It is the convergence of my love of patterns of circles within circles and my growing understanding of the immense value of the Blue Orchard (aka Osmia) Mason Bee. This non-stinging little guy gets up early in the season, collects nectar and spreads pollen at the same time, and is a workhouse in the pollination business compared to the introduced honey bee.
Like most of us, Blue Mason Bees live on their own but are gregarious except their preferred condo complexes are holes in wood. It turns out they also live quite nicely in paper straws that are closed at the back end.
Artists/gardeners/environmentalists/industrial designers have been innovating ways to boost the population of mason bees in response to colony collapse of the honey bee.
Condo complexes set up in the Jardin du Luxembourg in Paris (above) and in the Paris Botanical Garden provide real inspiration, as do the smaller mobile homes, like the one below in Copenhagen.
My theory is that bubble tea straws could provide just the right waterproof structure for accommodating all those straws the females pack with cocoons.
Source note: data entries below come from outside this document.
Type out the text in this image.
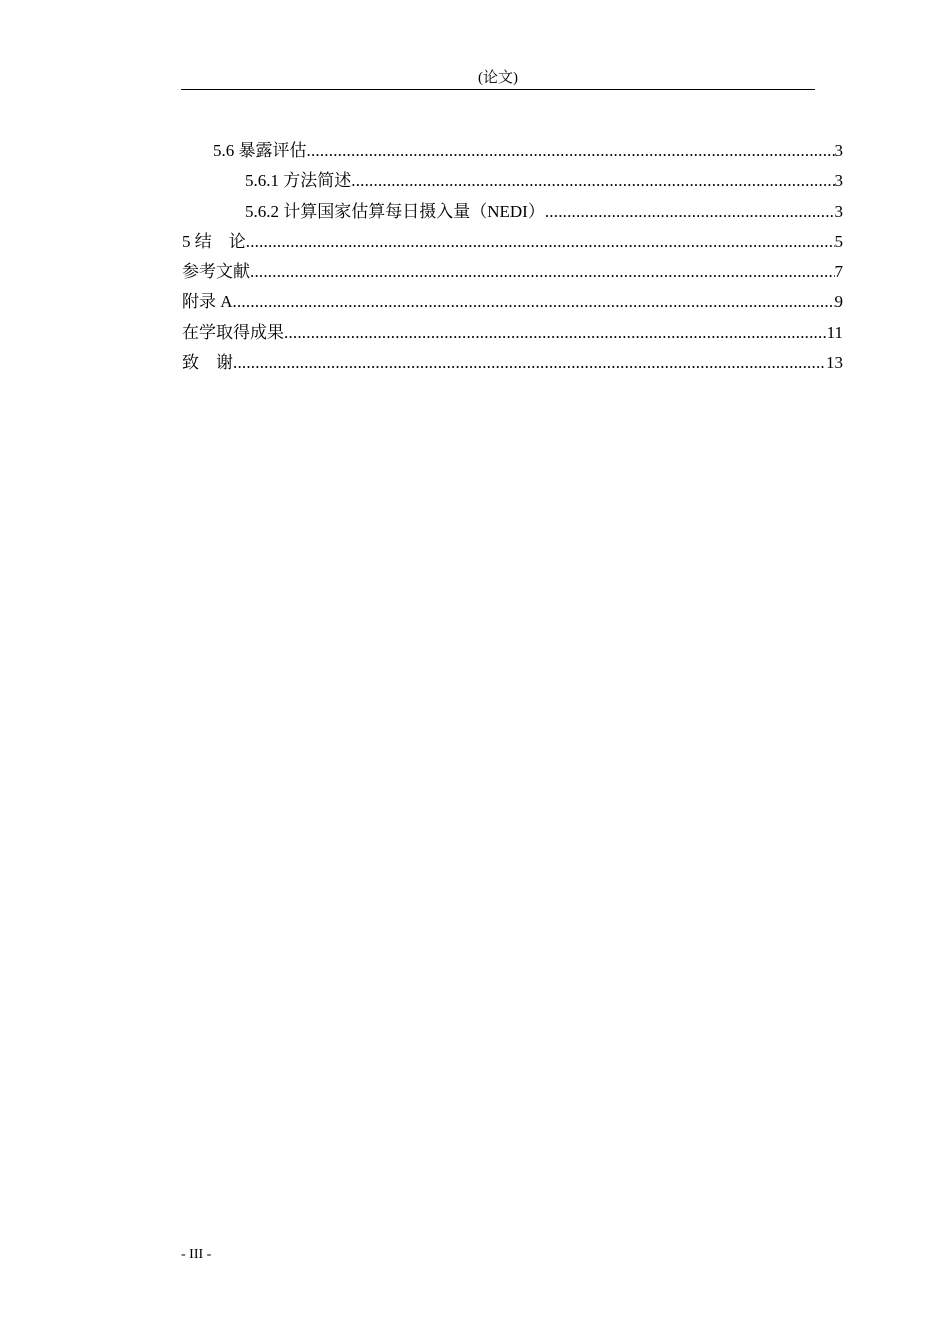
(论文)
5.6 暴露评估 .....	3
5.6.1 方法简述 .....	3
5.6.2 计算国家估算每日摄入量（NEDI） .....	3
5 结　论 .....	5
参考文献 .....	7
附录 A .....	9
在学取得成果 .....	11
致　谢 .....	13
- III -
The straws would be easily removed and the cocoons harvested, cleaned and stored in the fridge for the winter, ready to be set out next spring.
I have no idea whether this will work, but the creative process is one of problem-finding and problem-solving.
The clusters-within-cluster design of fiber-optic cables (see below) sets the pattern course in a design that moves from pinky-finger width to something on a grand scale that can be seen from a block away by humans.
It's one of those situations where it will take some doing to get to some knowing.